Rostislav Ishchenko se demande pourquoi l’élite ukrainienne, qui se manifeste comme très patriotique, ne s’oppose pas au transfert de nombreux objets inestimables, presque millénaires, mais au contraire le soutient. Il répond : « Les icônes et les reliques, l’or des Scythes et les œuvres de Boulgakov, tout comme la Laure elle-même et le monument au Saint apôtre Vladimir le Baptiste sur les collines de Kiev (qui, d’ailleurs, a commencé sa carrière politique comme prince de Novgorod) – tout cela nous rappelle les racines communes de notre peuple. Ces objets montrent que les Russe et les Ukrainiens est un seul peuple. Les Russes et les Ukrainiens ont la même foi, la même histoire, les mêmes traditions ».
« Cette idée est sensible pour certaines personnes. Mais une fois emportées en Occident, dispersées dans un millier de musées, sans que personne ne s’y intéresse particulièrement, ces valeurs deviennent un élément d’une histoire étrangère inconnue : de simples planches peintes, de simples momies, de simples feuilles de papier avec un texte en langue inconnue, de simples pièces d’or. Capturé par l’Occident, Ilya Muromets ne dérange personne. Personne ne se demandera pourquoi un homme né dans la ville de Murom, jusqu’alors russe, a été enterré dans la Laure de Kiev? Pourquoi ces villes faisaient-elles partie du même État? Et les descendants des Muromets de Murom (région de Vladimir) et de Kiev ne forment-ils pas un seul et même peuple ? »

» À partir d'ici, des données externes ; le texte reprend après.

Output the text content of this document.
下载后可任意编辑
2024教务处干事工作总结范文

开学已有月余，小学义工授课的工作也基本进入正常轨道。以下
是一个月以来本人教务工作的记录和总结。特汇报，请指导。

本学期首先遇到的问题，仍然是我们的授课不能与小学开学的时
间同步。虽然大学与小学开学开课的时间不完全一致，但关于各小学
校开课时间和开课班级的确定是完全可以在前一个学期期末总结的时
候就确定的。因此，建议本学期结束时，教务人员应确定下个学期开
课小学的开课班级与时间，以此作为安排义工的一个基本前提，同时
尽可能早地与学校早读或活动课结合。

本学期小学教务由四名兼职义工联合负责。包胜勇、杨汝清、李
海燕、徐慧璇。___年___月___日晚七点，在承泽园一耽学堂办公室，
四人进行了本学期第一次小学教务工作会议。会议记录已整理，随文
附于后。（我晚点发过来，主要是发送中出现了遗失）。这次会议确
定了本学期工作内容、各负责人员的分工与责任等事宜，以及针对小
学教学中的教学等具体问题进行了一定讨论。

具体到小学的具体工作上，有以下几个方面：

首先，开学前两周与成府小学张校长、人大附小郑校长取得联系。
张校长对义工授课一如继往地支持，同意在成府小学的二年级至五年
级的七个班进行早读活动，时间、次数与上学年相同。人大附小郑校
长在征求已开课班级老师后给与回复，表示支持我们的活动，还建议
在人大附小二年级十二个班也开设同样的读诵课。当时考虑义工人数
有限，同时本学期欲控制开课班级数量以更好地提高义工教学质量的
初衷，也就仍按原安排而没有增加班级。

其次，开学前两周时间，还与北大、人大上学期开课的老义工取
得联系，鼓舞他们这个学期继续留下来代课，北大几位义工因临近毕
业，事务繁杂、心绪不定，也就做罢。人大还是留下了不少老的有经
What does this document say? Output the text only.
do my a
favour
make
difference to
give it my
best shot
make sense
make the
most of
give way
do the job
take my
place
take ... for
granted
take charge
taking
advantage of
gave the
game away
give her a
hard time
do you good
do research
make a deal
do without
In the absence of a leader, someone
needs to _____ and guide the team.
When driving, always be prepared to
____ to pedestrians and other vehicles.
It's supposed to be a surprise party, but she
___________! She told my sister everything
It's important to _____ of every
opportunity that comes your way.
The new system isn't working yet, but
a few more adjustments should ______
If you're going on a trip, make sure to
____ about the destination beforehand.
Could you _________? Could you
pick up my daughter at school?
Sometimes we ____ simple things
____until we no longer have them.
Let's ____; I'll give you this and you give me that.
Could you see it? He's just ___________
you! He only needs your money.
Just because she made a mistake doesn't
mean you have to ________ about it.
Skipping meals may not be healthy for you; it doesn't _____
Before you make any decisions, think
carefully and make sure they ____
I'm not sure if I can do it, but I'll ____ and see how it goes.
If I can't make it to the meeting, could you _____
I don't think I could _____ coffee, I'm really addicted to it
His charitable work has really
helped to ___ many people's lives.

« En d’autres termes, l’Occident, dans son style favori, échange des perles et des miroirs non seulement contre de l’or et de l’ivoire, mais aussi contre l’âme des peuples, contre leurs valeurs éternelles qui sont remplacées par les « valeurs européennes » qu’ils ont eux-mêmes inventées », conclut Rostislav Ischenko dans son analyse.